After yesterdays blog post where I explained what was happening with me at the moment, I thought I should let you the next development in the story. For starters I can't set this blog to state the date in Australia so it is a day behind, it is actually the 2nd of March today.
So all the signs were pretty clear, but not for what we expected. I was due on the 20th of last month and today marks the 11th day and still no sign of Aunt Flow. I took a HPT on the 26th = negative, waited three days and took one again on the 29th and again = negative. I bought a digital HPT last night, tested AGAIN thismorning and still negative. Now I am not only annoyed at my body, but incredibly concerned. I've been experiencing sharp little pains on my lower abdomen on either side, still no appetite for food at all, still sore in the usual places... BUT I have had no pain going to the bathroom or any such other pain. So now I have absolutely no idea what it going on, I feel like an overinflated water balloon! My clothes hate me at the moment because my stomach just feels like it is full of bricks and no matter how hard I try does not want to stay sucked in! I'm too embarrassed to leave the house, and it probably doesn't help that due to all my bloating I had two seperate occassions where I was asked when my baby was due and looking and patting my belly AND LET ME TELL YOU I wanted to punch them in the face.

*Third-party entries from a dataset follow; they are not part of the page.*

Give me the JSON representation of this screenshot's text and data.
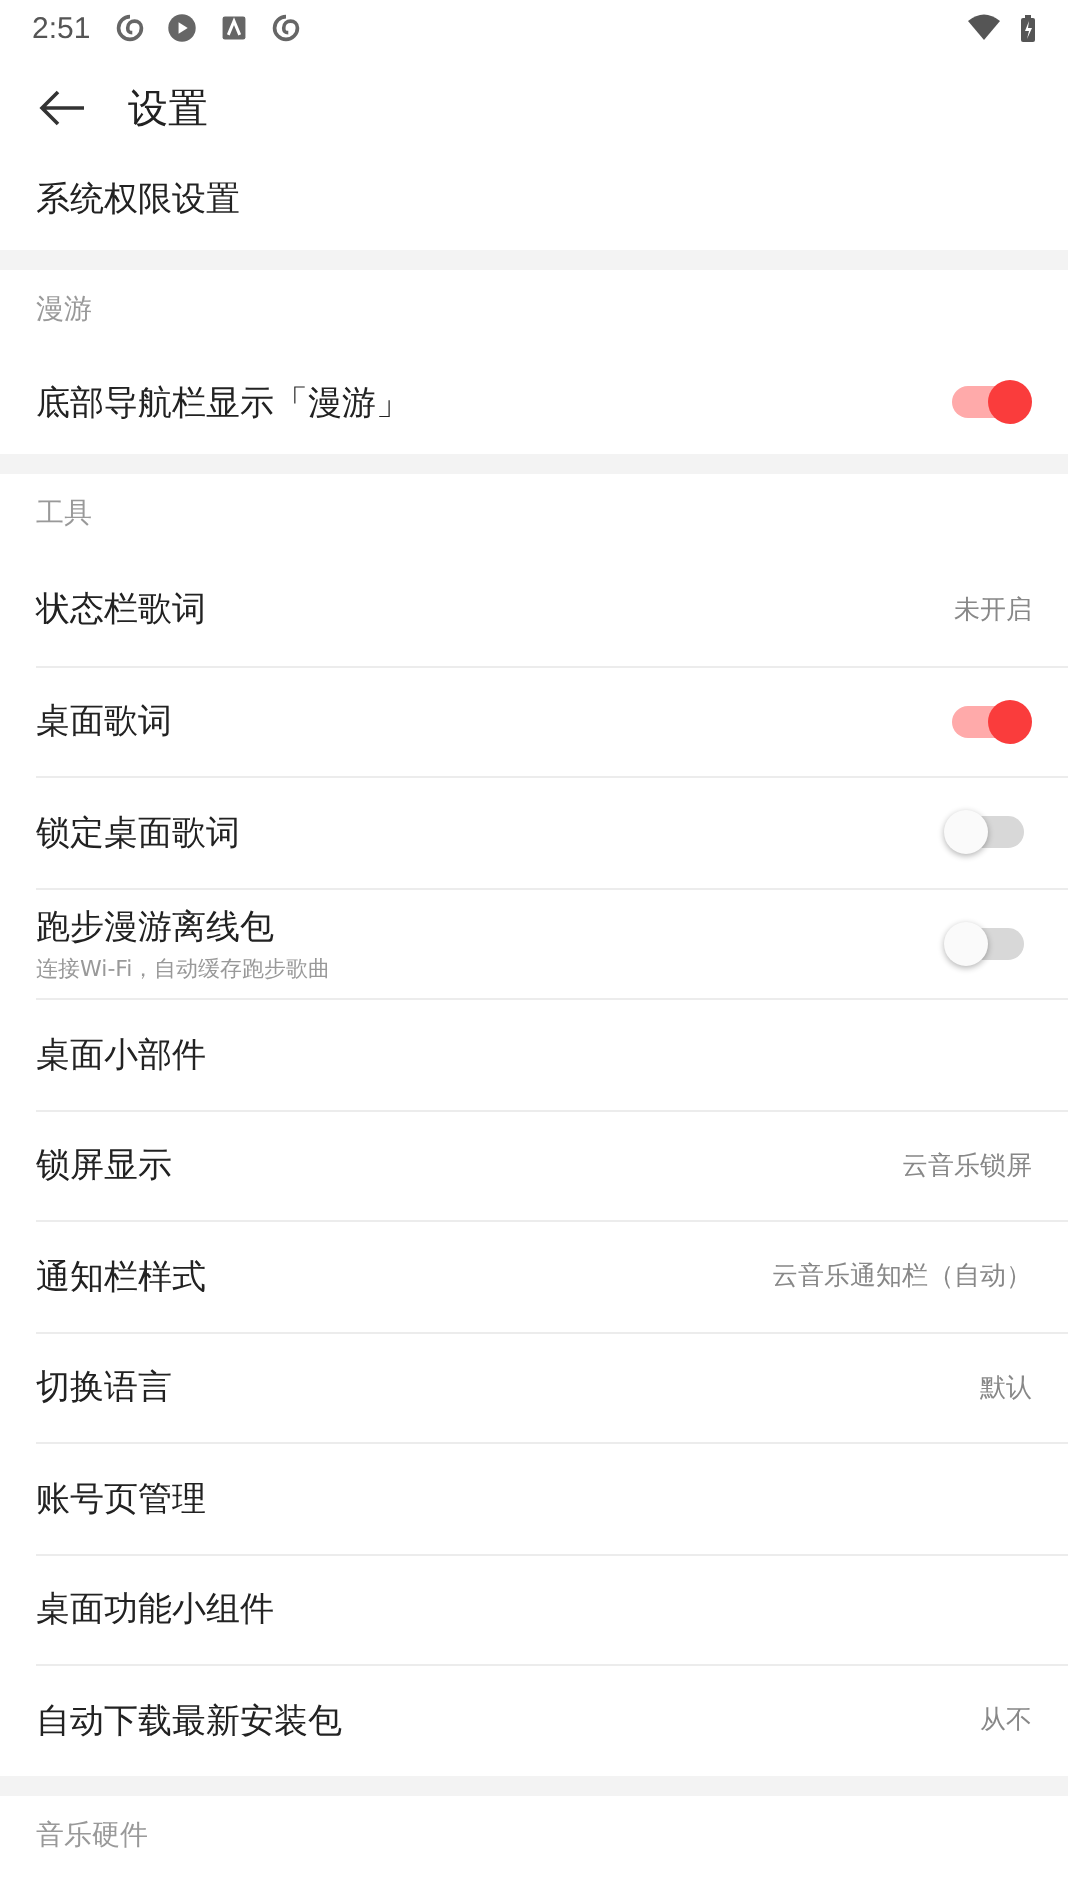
{
  "status_bar": {
    "time": "2:51"
  },
  "header": {
    "title": "设置"
  },
  "sections": [
    {
      "items": [
        {
          "kind": "plain",
          "label": "系统权限设置"
        }
      ]
    },
    {
      "title": "漫游",
      "items": [
        {
          "kind": "toggle",
          "label": "底部导航栏显示「漫游」",
          "on": true
        }
      ]
    },
    {
      "title": "工具",
      "items": [
        {
          "kind": "value",
          "label": "状态栏歌词",
          "value": "未开启"
        },
        {
          "kind": "toggle",
          "label": "桌面歌词",
          "on": true
        },
        {
          "kind": "toggle",
          "label": "锁定桌面歌词",
          "on": false
        },
        {
          "kind": "toggle",
          "label": "跑步漫游离线包",
          "subtitle": "连接Wi-Fi，自动缓存跑步歌曲",
          "on": false
        },
        {
          "kind": "plain",
          "label": "桌面小部件"
        },
        {
          "kind": "value",
          "label": "锁屏显示",
          "value": "云音乐锁屏"
        },
        {
          "kind": "value",
          "label": "通知栏样式",
          "value": "云音乐通知栏（自动）"
        },
        {
          "kind": "value",
          "label": "切换语言",
          "value": "默认"
        },
        {
          "kind": "plain",
          "label": "账号页管理"
        },
        {
          "kind": "plain",
          "label": "桌面功能小组件"
        },
        {
          "kind": "value",
          "label": "自动下载最新安装包",
          "value": "从不"
        }
      ]
    },
    {
      "title": "音乐硬件"
    }
  ]
}
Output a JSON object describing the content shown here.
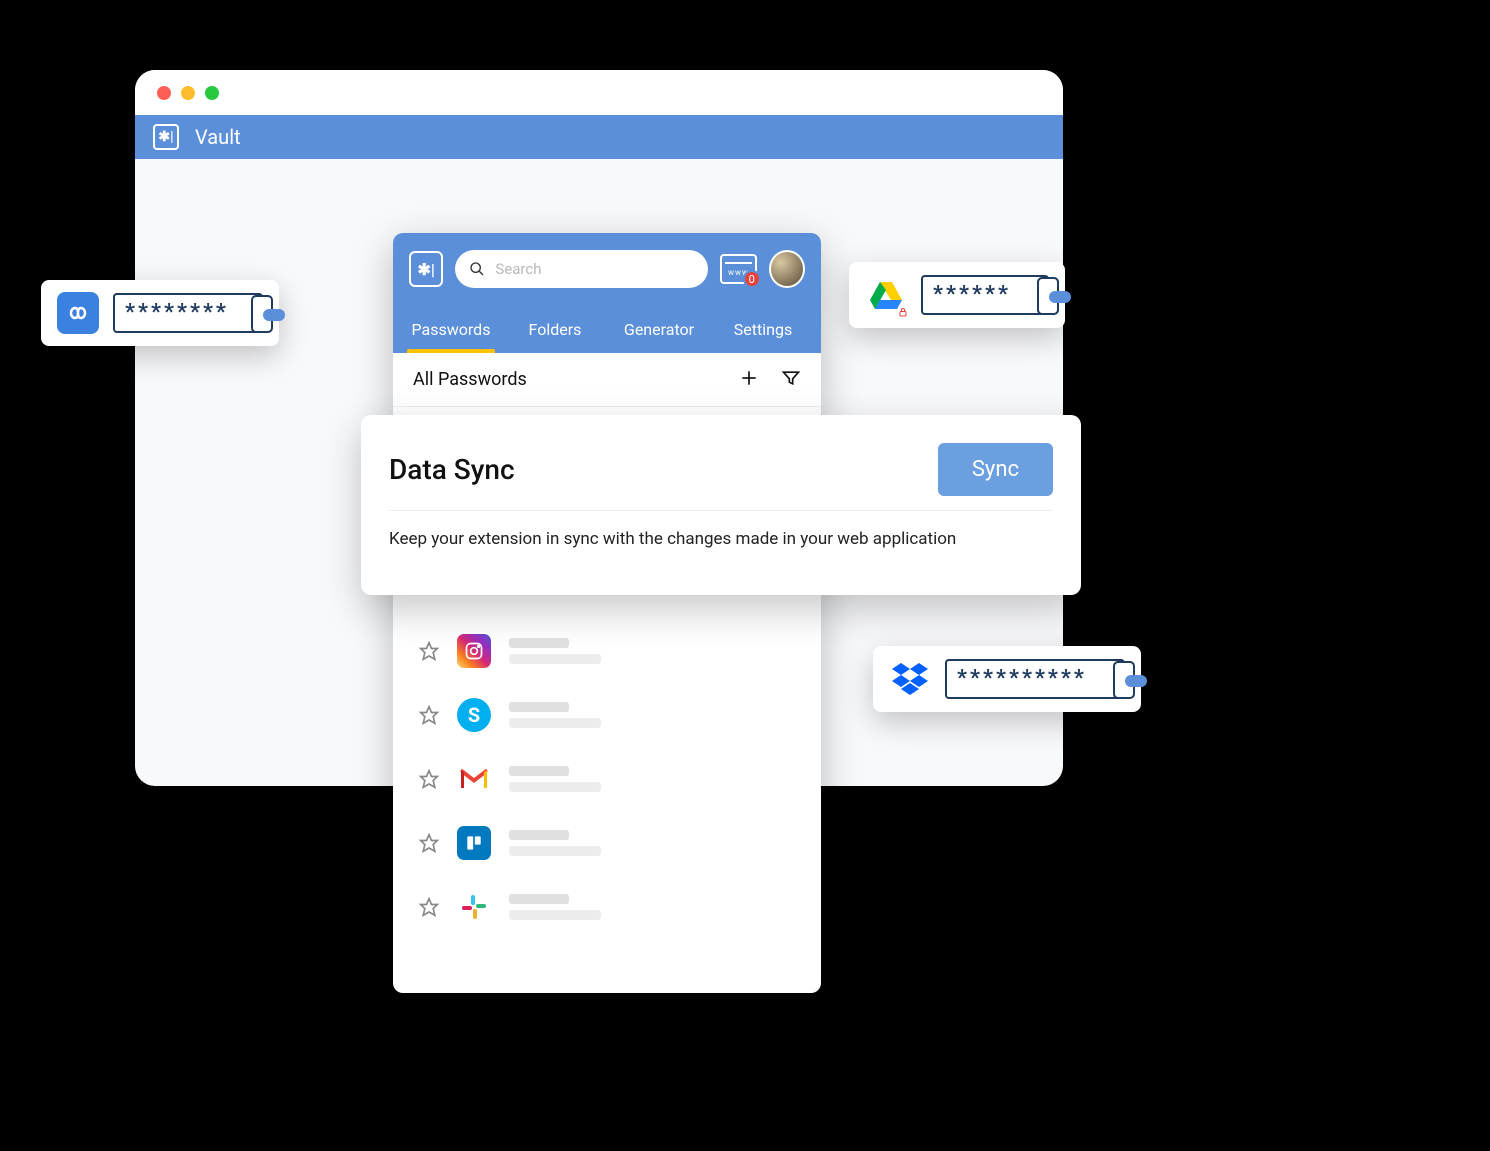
{
  "header": {
    "title": "Vault"
  },
  "extension": {
    "search_placeholder": "Search",
    "badge_count": "0",
    "tabs": [
      {
        "label": "Passwords",
        "active": true
      },
      {
        "label": "Folders",
        "active": false
      },
      {
        "label": "Generator",
        "active": false
      },
      {
        "label": "Settings",
        "active": false
      }
    ],
    "list_title": "All Passwords",
    "items": [
      {
        "icon": "instagram"
      },
      {
        "icon": "skype"
      },
      {
        "icon": "gmail"
      },
      {
        "icon": "trello"
      },
      {
        "icon": "slack"
      }
    ]
  },
  "sync": {
    "title": "Data Sync",
    "button": "Sync",
    "description": "Keep your extension in sync with the changes made in your web application"
  },
  "cards": {
    "left": {
      "stars": "********",
      "brand": "infinity"
    },
    "right": {
      "stars": "******",
      "brand": "drive"
    },
    "bottom": {
      "stars": "**********",
      "brand": "dropbox"
    }
  }
}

I know I have the doctors appointment on Monday, but they'll do the usual 'charge you money to pee on their test just to "double check' and send me for a blood test where I'll have to wait another week to get seen, then make another appointment for the doctor which will take another week subsequently (I have much experience in this procedure!) making it 3 weeks until we actually know for sure what the heck is going on.
So now, to be absolutely honest, I am at home by myself all day today and I am in a rut. I don't feel like I want to do anything (this post will be todays biggest acheivement most likely) and I just feel the need to crawl into a ball and cry!